Nepal's Department of Tourism (DoT) on Thursday claimed that high altitude sickness and other health reasons caused deaths on Mount Everest this spring season, not congestion.
The DoT's statement has come at a time when it is facing immense criticism for issuing too many permits to scale the world's tallest peak while disregarding the safety of the climbers, reports The Himalayan Times.
"Our attention has been drawn to the wrong information about deaths on Everest conveyed by national and international media," said Dandu Raj Ghimire, Director General of DoT, adding that a "traffic jam" did not cause the deaths.
According to Mr Ghimire, the post-mortem reports of the deceased climbers have shown that they died due to high altitude sickness, weakness or adverse weather conditions.
In the statement, the DoT has stated that it had issued 366 expedition permits in 2017 and 346 expedition permits in 2018 - not a huge difference compared to 381 permits issued this year for the highest peak.
"Hence, it untrue that congestion killed climbers on Mount Everest and we urge everyone not to be swayed by false information," the statement added.
Mr Ghimire also expressed his dissatisfaction at the dissemination of such 'wrong' information in the international media.
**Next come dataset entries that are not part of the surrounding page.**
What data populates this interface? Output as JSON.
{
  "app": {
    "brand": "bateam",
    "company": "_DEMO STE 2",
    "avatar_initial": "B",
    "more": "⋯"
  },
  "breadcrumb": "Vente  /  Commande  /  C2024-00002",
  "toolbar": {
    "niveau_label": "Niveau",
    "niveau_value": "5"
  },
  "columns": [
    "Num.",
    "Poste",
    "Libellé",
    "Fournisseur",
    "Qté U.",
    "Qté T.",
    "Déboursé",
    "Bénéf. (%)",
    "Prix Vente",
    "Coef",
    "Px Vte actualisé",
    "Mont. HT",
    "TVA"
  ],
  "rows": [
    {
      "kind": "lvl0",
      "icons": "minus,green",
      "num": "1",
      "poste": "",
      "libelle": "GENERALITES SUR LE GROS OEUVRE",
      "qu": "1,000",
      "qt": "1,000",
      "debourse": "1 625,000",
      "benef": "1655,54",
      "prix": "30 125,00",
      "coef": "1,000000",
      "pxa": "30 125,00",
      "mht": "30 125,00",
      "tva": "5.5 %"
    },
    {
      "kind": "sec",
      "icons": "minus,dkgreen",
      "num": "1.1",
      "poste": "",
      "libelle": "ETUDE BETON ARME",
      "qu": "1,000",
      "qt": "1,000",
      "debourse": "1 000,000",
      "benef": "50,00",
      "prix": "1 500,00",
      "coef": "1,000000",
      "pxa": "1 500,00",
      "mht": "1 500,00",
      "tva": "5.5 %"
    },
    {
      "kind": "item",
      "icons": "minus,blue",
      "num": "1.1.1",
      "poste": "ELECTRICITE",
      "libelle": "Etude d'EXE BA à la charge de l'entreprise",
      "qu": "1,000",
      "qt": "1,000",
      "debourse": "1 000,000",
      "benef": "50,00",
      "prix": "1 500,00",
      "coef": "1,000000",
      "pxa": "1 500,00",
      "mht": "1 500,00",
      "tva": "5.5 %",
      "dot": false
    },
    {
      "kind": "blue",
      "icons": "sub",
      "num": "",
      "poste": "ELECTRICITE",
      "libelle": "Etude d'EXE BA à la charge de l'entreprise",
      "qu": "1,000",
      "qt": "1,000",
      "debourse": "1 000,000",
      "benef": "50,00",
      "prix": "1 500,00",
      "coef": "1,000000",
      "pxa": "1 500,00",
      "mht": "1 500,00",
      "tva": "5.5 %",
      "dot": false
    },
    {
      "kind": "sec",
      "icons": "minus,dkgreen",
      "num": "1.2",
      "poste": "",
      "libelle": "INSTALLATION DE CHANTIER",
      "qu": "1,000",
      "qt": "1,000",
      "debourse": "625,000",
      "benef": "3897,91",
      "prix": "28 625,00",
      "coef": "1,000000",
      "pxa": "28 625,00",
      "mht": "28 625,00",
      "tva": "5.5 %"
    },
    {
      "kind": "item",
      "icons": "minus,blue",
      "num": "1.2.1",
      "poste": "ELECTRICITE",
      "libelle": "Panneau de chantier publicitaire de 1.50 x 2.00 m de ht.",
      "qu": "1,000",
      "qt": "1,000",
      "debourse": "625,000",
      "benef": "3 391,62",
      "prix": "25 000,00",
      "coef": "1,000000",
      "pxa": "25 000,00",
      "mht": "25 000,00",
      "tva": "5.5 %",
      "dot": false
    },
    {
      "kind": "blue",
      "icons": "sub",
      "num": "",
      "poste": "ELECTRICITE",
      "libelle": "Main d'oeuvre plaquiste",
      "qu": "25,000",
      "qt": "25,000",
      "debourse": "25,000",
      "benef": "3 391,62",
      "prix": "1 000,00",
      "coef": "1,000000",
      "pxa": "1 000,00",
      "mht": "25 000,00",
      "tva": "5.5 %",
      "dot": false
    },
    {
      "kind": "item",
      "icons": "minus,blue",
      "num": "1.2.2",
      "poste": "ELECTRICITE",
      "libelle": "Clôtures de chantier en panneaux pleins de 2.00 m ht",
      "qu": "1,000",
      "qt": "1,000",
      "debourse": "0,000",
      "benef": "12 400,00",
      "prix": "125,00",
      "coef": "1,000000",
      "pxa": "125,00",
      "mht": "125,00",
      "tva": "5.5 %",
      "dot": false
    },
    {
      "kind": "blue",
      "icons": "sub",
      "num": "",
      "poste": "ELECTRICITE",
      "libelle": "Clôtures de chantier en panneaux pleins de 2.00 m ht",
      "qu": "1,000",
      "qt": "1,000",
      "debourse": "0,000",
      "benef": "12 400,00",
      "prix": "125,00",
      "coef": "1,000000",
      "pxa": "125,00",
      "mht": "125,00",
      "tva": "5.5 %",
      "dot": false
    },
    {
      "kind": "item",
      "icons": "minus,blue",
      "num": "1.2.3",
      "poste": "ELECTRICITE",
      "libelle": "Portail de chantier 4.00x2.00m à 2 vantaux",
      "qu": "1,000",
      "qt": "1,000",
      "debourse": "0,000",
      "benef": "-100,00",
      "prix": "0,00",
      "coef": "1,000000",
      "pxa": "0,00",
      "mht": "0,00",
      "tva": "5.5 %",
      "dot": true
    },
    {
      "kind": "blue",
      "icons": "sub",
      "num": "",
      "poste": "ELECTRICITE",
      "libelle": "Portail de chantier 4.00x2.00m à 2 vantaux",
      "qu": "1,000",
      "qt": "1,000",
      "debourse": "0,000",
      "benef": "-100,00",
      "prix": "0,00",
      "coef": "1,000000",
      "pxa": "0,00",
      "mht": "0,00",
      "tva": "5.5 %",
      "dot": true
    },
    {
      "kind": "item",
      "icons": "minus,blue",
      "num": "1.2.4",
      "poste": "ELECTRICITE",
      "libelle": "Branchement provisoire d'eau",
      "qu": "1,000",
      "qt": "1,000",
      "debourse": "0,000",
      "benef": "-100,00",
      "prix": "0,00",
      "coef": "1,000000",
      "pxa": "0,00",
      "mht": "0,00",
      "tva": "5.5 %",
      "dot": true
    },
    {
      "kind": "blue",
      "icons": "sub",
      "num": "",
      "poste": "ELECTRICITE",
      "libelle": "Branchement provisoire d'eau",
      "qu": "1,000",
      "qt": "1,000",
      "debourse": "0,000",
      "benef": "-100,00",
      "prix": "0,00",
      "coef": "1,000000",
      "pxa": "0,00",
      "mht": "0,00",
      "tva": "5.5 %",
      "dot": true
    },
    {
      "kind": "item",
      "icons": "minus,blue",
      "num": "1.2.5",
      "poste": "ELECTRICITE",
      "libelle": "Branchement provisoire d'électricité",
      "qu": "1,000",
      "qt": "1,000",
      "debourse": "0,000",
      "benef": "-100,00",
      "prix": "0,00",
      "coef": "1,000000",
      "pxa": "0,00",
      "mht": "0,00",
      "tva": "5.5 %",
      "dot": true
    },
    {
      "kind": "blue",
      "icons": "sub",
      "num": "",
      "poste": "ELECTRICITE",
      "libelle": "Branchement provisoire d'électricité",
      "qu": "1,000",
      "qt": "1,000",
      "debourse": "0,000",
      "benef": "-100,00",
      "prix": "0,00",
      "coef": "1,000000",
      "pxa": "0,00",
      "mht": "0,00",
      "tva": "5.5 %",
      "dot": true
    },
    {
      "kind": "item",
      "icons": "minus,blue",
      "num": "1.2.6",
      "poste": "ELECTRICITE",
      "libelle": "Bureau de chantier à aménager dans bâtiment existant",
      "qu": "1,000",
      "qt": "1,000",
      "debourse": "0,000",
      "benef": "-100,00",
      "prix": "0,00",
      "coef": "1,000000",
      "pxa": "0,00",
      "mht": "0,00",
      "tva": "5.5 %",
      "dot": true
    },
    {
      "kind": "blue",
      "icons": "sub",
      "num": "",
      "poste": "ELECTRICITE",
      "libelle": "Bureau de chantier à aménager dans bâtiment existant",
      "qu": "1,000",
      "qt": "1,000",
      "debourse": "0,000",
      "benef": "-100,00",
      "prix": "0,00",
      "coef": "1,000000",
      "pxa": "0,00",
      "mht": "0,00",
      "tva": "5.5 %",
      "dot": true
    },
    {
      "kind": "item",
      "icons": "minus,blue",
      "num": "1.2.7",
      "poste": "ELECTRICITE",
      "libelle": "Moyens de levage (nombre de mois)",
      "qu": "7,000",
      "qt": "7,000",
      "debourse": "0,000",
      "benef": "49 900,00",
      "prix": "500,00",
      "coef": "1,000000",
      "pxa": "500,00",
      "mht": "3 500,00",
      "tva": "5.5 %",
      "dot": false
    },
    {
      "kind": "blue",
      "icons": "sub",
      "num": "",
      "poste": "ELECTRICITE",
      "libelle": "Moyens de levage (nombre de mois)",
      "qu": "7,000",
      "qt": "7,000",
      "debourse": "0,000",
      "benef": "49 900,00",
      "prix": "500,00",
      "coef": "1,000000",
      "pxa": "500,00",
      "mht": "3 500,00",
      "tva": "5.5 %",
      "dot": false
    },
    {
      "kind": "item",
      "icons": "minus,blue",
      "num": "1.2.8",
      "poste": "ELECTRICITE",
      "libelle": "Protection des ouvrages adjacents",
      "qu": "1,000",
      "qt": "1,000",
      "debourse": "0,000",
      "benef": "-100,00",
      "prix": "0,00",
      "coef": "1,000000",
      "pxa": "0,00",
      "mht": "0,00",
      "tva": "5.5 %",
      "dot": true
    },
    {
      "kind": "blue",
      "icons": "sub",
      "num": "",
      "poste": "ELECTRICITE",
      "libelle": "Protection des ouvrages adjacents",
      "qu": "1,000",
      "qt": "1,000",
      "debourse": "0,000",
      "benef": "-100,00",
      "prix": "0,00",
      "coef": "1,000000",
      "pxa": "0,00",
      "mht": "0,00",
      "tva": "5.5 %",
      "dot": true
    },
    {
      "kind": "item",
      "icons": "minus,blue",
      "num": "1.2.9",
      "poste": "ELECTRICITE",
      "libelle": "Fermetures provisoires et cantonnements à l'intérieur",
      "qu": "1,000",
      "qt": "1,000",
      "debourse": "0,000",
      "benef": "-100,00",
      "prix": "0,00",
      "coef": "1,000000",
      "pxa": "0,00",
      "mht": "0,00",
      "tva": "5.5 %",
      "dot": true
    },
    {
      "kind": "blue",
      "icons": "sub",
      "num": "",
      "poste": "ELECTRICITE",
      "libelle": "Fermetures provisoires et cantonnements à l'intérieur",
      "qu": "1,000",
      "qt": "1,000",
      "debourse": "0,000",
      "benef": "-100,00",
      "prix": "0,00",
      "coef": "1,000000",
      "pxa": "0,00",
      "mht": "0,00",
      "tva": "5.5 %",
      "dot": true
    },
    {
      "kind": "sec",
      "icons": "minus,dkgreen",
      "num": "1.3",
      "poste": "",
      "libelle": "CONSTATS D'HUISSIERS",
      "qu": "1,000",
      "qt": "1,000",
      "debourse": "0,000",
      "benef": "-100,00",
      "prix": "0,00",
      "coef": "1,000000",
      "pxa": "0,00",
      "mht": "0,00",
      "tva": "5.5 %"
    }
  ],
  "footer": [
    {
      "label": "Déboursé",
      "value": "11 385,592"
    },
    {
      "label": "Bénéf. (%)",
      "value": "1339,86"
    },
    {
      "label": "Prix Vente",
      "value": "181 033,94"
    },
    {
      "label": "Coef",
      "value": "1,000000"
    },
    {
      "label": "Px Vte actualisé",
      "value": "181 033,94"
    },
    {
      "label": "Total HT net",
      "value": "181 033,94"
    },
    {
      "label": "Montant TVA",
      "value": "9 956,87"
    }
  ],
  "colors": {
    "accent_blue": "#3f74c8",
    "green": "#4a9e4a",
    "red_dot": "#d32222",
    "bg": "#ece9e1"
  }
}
"Such false news tarnishes our image and affects our mountaineering sector. Therefore, everyone should think twice before passing such misleading messages in international platform," he added.
According to reports, 11 climbers were reported dead or missing so far this season.
More than 200 mountaineers have died on the peak since 1922, when the first climbers' deaths on Everest were recorded.
The majority of bodies are believed to have remained buried under glaciers or snow.